«Домой? — переспросила она саму себя. — И это мой дом?! Ну, может быть, и дом, но всего лишь на пару дней. Просто чтобы не заселяться в отель».
Лиза позвонила в ресторанчик в конце улицы и заказала ужин. Много мяса, картофеля и тушеной капусты, штрудель и печенье с корицей, ну а вино у нее было свое, из запасов покойного Тюрдеева.
«Ну, хоть на что-то путное сгодился, сука!»
Ужинала долго, вдумчиво, с аппетитом и со вкусом. Наелась, как удав, выпила тоже прилично. Не допьяна, но где-то на полпути. Покончив с ужином, встала из-за стола, задумчиво осмотрела гостиную, в которой устроилась трапезничать, и решила, что время еще не позднее, и, значит, вполне можно заняться делом.
«Что ж, делу время, потехе час!»
Лиза прихватила хрустальный стакан с виноградной водкой, поднялась в кабинет на втором этаже, села за стол, неторопливо и со вкусом — «А куда торопиться-то?» — раскурила сигару и, наконец, придвинув к себе телефонный аппарат, сняла трубку и попросила «барышню» соединить с абонентом 73–95.
— Здравствуйте, Фридрих!
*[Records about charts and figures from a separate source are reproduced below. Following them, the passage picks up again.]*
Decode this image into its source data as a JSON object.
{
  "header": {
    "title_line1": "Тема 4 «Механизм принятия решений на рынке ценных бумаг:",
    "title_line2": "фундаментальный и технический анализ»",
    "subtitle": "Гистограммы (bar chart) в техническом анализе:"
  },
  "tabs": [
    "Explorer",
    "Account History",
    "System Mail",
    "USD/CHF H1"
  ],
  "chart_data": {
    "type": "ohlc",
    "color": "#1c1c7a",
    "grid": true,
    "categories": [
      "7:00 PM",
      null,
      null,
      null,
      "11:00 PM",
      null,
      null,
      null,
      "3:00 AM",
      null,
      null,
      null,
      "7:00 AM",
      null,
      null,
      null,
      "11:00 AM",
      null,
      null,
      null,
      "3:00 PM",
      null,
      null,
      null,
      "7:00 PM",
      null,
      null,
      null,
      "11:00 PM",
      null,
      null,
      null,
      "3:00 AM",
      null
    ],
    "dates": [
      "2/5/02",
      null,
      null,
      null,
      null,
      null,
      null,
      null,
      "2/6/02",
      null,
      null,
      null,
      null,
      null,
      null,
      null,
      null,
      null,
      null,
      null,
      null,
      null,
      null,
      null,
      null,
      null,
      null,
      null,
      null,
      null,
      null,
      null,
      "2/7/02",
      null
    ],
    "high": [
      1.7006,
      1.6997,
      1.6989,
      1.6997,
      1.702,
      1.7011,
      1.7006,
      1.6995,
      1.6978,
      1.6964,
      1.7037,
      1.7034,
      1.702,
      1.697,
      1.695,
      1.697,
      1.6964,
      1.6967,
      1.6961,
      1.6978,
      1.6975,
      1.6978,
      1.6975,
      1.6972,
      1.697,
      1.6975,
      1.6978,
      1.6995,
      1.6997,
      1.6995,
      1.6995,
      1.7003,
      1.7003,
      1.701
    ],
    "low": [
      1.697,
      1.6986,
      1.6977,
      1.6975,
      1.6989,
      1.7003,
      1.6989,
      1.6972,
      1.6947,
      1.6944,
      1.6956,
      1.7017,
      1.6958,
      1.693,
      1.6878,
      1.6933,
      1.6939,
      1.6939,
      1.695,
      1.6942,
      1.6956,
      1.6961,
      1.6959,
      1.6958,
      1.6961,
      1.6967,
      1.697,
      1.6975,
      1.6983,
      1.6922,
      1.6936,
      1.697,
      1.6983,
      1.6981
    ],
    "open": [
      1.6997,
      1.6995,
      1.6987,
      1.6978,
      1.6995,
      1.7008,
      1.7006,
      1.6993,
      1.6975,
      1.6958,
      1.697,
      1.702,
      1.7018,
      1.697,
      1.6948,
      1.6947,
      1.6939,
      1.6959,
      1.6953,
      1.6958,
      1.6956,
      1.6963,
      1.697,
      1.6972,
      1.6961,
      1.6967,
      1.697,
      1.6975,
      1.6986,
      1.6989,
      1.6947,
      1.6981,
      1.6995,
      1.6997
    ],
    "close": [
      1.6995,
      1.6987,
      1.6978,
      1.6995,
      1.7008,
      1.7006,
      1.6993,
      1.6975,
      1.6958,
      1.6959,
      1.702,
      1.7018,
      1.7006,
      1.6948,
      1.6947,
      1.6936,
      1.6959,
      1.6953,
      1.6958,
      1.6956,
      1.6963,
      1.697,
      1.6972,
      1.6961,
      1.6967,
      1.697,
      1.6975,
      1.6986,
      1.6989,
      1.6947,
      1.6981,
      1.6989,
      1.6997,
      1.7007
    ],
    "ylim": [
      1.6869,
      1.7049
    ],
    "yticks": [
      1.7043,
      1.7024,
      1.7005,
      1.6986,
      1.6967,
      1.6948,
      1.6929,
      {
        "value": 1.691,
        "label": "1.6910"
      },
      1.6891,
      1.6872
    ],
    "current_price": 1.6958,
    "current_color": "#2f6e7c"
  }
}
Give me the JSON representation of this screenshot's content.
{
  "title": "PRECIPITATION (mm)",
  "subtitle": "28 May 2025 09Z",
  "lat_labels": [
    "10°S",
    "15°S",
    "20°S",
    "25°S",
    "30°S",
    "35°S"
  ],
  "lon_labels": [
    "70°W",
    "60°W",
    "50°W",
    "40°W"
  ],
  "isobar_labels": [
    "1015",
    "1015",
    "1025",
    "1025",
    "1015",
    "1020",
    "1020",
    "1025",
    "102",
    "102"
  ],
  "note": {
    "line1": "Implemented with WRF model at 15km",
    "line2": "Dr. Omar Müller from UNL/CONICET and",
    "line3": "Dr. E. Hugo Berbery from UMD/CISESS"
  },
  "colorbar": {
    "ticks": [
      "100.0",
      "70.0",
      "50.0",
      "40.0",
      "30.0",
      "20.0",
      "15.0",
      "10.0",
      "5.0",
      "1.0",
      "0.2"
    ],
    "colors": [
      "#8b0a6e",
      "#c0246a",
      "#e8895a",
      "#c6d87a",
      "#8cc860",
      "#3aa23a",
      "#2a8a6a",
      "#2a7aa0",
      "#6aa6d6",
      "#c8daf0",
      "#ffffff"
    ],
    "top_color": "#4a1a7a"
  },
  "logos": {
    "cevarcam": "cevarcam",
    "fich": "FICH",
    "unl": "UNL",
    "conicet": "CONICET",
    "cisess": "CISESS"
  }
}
Не помешала? — спросила она, когда служанка передала трубку полковнику Штоберлю.
— Ну, что вы, Лиза! Вы мне никогда не мешаете. Здравствуйте! — Штоберль, очевидным образом, обрадовался звонку и не счел нужным это скрывать. — Предполагаю, вы сейчас в Гейдельберге. В гости придете?
«Превратности судьбы. А ведь могли стать врагами!»
Впрочем, не стоило обольщаться, друзьями они не стали тоже. Во всяком случае, пока.
— Завтра, — предложила Лиза.
— На завтрак?
— Я встаю рано.
— Я тоже. Семь утра вас устроит?
— Да, спасибо! — приняла приглашение Лиза. — Каша будет?
У Штоберля была отличная кухарка и готовила она практически все, что никогда не подадут в роскошном ресторане.
— Овсянка подойдет? — Штоберль был сама вежливость. — С изюмом и медом. Молоко, белый хлеб… Что-то еще?
— Разумеется! — удивилась Лиза скудости воображения некоторых мужчин. — Сливочное масло, кайса…
— Кайса? — переспросил полковник.
— Курага, — перевела Лиза. — Жирный сыр, яйца и какие-нибудь сдобные булочки.
— Бриоши или творожное печенье? — деловито поинтересовался ничуть не удивленный Штоберль. — Могу предложить также грецкие орехи.
— Остановимся на бриошах, — решила Лиза. — Орехи само собой. И кофе. Много кофе.
— Договорились. В семь утра!
— В семь, — подтвердила Лиза.
— Тогда до встречи!
— До свидания, полковник!
Она положила трубку и, пыхнув сигарой, открыла дверцу правой тумбы письменного стола. В декабре 1931 года, когда Лиза впервые оказалась в этом доме, ее, прежде всего, интересовал научный архив Тюрдеева. Им она тогда и занялась. Документов было много, и все, что не успела прочесть в немногие дни перед возвращением в Шлиссельбург, Лиза прихватила с собой. Собственно, она забрала домой практически весь архив Кассио Морамарко и Леонтия Тюрдеева и вдумчиво изучала его затем, вплоть до начала войны. Однако ни до чего, кроме архива, руки тогда так и не дошли. Лиза не добралась даже до личных бумаг Леонтия, не говоря уже о прочем. Оттого и о завещании доктора она впервые узнала от Штоберля, хотя в доме наверняка хранилась копия этого важного документа. И вот теперь настала очередь правой тумбы стола.
За украшенной инкрустациями дверцей, как и следовало ожидать, находились три выдвижных ящика.
«Ну что ж! Когда-то этим все равно следовало заняться!»
Лиза начала с нижнего ящика, и оказалось, что здесь находится настоящее сокровище. В ящике лежали папки и альбомы с личными фотографиями Леонтия Тюрдеева, которые Лизе были совершенно не интересны, кроме одной. Той, в которой находились ее собственные фото. Фотографии Елизаветы Браге, ее немногочисленные письма, адресованные «
«Он сказал, мы познакомились во Флоренции…»
В пору галантных ухаживаний на борту «Звезды Севера» Тюрдеев действительно рассказал Лизе — правда, без подробностей, — что познакомились они в 1928 году во Флоренции. Нынешняя Лиза ничего этого, разумеется, не помнила, ведь это случилось не с ней, а с совершенно другой женщиной. Однако сейчас, рассматривая немногочисленные фотографии и открытки, связанные с той осенью, Лиза неожиданно вспомнила — как часто случалось с ней в последнее время — то, чего не могла знать, не то что помнить.